What is SAF - Self-Alignment Framework

I’ve been writing about the philosophy of SAF and its technical implementation, SAFi. But I haven’t taken a step back to explain what SAF truly is, and how to place it in the landscape of ideas that exist today.

At its core, SAF is a philosophical framework based on classical philosophy. It is a continuation of a line of moral thinking that started with Plato, Aristotle, St. Augustine, and Thomas Aquinas. SAF synthesizes this deep tradition and, as I’ve written before, adds a new functional faculty to it, the Spirit.

From this angle, SAF is purely an abstract philosophical blueprint. This is how I first conceived it, as a universal architecture for human alignment.

But to prove the framework really works, I went ahead and built an AI application that governs the output of another AI model. I called this application SAFi, an acronym for Self Alignment Framework Interface. I also liked that it sounds like “Sophie,” a name associated with wisdom.

SAFi grabs the philosophical ideas of the framework and turns them into code. You can think of SAFi as an operating system for ethics. It’s a governance layer that sits on top of any AI model to ensure alignment.

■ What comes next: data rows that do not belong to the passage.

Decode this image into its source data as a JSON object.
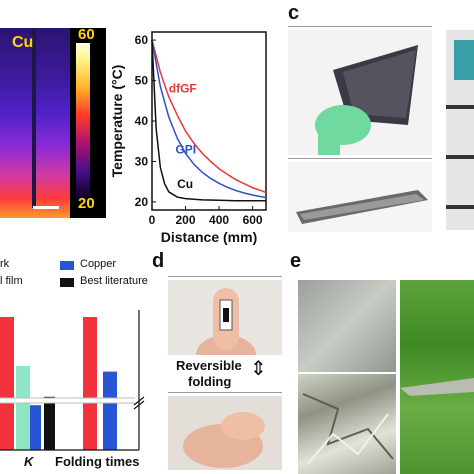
{
  "labels": {
    "panel_c": "c",
    "panel_d": "d",
    "panel_e": "e",
    "thermal_material": "Cu",
    "colorbar_max": "60",
    "colorbar_min": "20",
    "reversible_text": "Reversible",
    "folding_text": "folding",
    "legend_partial_1": "rk",
    "legend_partial_2": "l film",
    "legend_copper": "Copper",
    "legend_best": "Best literature",
    "bar_xlabel_k": "K",
    "bar_xlabel_folding": "Folding times"
  },
  "colors": {
    "dfGF": "#e8383a",
    "GPI": "#2a52c9",
    "Cu": "#111111",
    "bar_red": "#f0333b",
    "bar_teal": "#8ee6c4",
    "bar_blue": "#2855d6",
    "bar_black": "#111111"
  },
  "chart_data": [
    {
      "type": "line",
      "xlabel": "Distance (mm)",
      "ylabel": "Temperature (°C)",
      "xlim": [
        0,
        680
      ],
      "ylim": [
        18,
        62
      ],
      "xticks": [
        0,
        200,
        400,
        600
      ],
      "yticks": [
        20,
        30,
        40,
        50,
        60
      ],
      "series": [
        {
          "name": "dfGF",
          "x": [
            0,
            50,
            100,
            150,
            200,
            250,
            300,
            350,
            400,
            450,
            500,
            550,
            600,
            650,
            680
          ],
          "y": [
            60,
            52,
            46,
            41.5,
            37.5,
            34.5,
            32,
            30,
            28.2,
            26.8,
            25.5,
            24.5,
            23.5,
            22.8,
            22.3
          ]
        },
        {
          "name": "GPI",
          "x": [
            0,
            50,
            100,
            150,
            200,
            250,
            300,
            350,
            400,
            450,
            500,
            550,
            600,
            650,
            680
          ],
          "y": [
            60,
            48.5,
            41,
            35.8,
            32,
            29.3,
            27.3,
            25.8,
            24.6,
            23.6,
            22.8,
            22.2,
            21.7,
            21.3,
            21.1
          ]
        },
        {
          "name": "Cu",
          "x": [
            0,
            25,
            50,
            75,
            100,
            150,
            200,
            300,
            400,
            500,
            600,
            680
          ],
          "y": [
            60,
            38,
            28.5,
            24.5,
            22.5,
            21.2,
            20.8,
            20.5,
            20.4,
            20.3,
            20.3,
            20.3
          ]
        }
      ]
    },
    {
      "type": "bar",
      "categories": [
        "K",
        "Folding times"
      ],
      "values_visible_fraction": {
        "K": {
          "red": 0.95,
          "teal": 0.6,
          "blue": 0.32,
          "black": 0.38
        },
        "Folding times": {
          "red": 0.95,
          "blue": 0.56
        }
      }
    }
  ]
}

When I first conceived the framework, AI was not in the picture. I was focused on the principles of human alignment. But after learning about the AI alignment problem, I became convinced that SAF was the perfect solution for it. It also presented a good opportunity to validate the framework in the real world.

How is SAF Different?

As far as I know, SAF is the first framework that tries to align AI models with human values using a real time, external governance loop.

This is a key difference from other well known approaches. The two major AI training methods I have learned about are Reinforcement Learning from Human Feedback (RLHF), famously used by OpenAI, and Constitutional AI, developed by Anthropic.

These are primarily training methods. They are used before the AI is deployed to shape the model’s internal weights, attempting to bake a set of values directly into the AI. The goal is to create an inherently “good” AI.

SAF takes a different approach. It assumes that any core AI model, no matter how well trained, might make a mistake. SAFi is not a training method. It is a runtime governance architecture.

It is an external system of checks and balances that monitors and guides the AI’s output in real time.

To use an analogy, RLHF and Constitutional AI are like providing an AI with a great education and upbringing, hoping to raise a good citizen.

SAF is like building the entire system of constitutional government. It assumes that even a good citizen might err, so it provides a legislative branch ( The Intellect) an executive branch (the Will), a judicial branch (the Conscience) and a way to measure the long term health of the nation (the Spirit).

It is my understanding that SAF is truly unique in its approach. It is both a timeless philosophical framework and a new, necessary architecture for the age of AI.